RESTAPI:Revoking a Transfer

Aus Cryptshare Documentation
Wechseln zu:Navigation, Suche
Minimum REST API Version
This endpoint requires at least the Cryptshare REST API version 1.10.
Please note that the Cryptshare Server only allows this operation for a verified sender email address (see Verification).

With this endpoint, a sender of a sent transfer is able to make this transfer inaccessible. After performing the revocation, the transfer files will be deleted from the Cryptshare server and cannot be downloaded anymore. By default, the sender and the recipient will receive a pre-configured revocation notifications that the transfer is now not accessible anymore. After revocation the transfer's metadata are still available on the Cryptshare server and can still be accessed via the Sender Transfer Polling endpoint.

Reasons for the need of revocations might be

  • The transfer contains outdated information and was obsoleted by a new transfer.
  • The sender chose the wrong recipient(s) for this transfer.
  • Due to security or regulatory reasons, e.g. immediately after a transfer was downloaded.


More general information regarding the revocation of transfers can be found in the Cryptshare Server documentation.

Revocation is only available for the sender of a specific transfer. This means, a sender cannot revoke a transfer from another sender.
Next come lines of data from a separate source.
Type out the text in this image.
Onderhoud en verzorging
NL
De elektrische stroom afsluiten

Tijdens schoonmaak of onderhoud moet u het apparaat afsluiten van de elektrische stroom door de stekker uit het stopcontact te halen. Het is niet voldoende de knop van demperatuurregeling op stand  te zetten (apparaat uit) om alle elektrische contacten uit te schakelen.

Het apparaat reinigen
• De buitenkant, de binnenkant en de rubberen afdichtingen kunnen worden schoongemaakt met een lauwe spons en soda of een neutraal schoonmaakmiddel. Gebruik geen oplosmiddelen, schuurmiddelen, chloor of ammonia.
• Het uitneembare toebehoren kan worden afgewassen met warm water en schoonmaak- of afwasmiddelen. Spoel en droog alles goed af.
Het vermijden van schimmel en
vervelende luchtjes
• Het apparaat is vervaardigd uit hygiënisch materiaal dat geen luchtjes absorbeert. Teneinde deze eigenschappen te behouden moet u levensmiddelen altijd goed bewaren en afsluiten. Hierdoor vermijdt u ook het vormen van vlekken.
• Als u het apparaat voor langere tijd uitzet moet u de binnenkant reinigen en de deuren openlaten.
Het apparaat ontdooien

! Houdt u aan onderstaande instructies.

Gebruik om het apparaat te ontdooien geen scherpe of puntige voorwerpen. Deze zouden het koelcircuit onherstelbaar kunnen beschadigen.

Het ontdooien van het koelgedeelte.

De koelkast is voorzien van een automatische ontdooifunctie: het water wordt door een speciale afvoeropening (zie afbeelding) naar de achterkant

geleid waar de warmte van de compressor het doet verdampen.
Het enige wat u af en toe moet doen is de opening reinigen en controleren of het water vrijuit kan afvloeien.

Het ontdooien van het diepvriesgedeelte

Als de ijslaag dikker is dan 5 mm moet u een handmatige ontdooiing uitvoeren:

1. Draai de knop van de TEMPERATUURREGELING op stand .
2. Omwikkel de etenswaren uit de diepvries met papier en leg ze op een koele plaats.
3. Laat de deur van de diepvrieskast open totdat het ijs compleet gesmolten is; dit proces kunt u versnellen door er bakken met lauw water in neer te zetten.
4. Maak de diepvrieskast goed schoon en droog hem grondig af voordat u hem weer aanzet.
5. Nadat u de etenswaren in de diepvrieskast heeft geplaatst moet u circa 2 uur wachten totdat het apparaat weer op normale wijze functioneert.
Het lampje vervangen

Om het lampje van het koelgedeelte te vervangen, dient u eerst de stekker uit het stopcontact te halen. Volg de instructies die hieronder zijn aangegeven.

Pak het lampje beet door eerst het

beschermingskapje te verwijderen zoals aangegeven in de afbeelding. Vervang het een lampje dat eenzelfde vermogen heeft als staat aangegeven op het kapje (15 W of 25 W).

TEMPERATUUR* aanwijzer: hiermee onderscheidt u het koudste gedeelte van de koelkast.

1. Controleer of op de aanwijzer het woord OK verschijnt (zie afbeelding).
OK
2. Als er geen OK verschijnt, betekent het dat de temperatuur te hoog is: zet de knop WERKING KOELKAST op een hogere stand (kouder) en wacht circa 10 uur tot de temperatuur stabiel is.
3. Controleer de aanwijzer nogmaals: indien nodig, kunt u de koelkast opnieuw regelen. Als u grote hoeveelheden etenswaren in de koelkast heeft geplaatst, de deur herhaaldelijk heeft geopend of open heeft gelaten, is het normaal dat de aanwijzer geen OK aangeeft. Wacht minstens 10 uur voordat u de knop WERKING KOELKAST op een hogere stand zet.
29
Only transfers that are still available for recipients (transfer status: active) can be revoked. Already expired transfers cannot be revoked.
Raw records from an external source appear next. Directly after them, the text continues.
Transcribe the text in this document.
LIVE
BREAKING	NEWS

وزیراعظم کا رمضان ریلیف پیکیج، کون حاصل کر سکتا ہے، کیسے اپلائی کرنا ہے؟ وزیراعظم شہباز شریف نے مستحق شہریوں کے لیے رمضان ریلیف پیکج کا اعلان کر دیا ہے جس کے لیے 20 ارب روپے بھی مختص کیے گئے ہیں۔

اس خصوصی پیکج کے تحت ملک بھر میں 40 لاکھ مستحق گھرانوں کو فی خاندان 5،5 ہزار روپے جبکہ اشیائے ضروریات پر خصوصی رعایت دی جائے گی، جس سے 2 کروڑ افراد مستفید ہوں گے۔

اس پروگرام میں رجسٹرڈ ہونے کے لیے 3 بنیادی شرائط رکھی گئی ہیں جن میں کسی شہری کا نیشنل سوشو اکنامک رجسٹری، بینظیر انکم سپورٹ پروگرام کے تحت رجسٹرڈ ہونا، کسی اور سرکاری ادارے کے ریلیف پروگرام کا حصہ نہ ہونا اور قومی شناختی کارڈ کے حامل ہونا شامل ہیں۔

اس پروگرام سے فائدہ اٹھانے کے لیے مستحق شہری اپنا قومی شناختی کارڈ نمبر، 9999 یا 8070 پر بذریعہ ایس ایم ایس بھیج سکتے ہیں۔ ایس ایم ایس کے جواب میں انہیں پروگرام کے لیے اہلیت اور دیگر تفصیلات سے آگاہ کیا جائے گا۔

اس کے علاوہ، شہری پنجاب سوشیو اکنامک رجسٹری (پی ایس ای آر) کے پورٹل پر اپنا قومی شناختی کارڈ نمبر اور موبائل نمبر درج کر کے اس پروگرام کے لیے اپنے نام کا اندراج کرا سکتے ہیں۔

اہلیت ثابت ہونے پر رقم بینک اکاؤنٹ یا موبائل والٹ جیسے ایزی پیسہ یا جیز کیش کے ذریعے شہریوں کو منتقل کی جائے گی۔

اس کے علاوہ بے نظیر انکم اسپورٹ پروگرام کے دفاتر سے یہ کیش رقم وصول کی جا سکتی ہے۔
PATCH https://<your-url>/api/users/<sender email-address>/transfers/<tracking-id>

The request body
Field name Type
status TransferRevocationStatus (required)
revocationOptions TransferRevocationOptions
The TransferRevocationStatus object
Field name Value Remarks
state DELETED_BY_REVOCATION required
The TransferRevocationOptions object
Field name Value Type Remarks Default value
notifySender boolean optional true
notifyRecipients boolean optional true
message markdown string optional set via installed language pack and language from Accept-Language header

The language for the default sender and recipient revocation notification can be configured by defining a locale via the Accept-Language header for this request.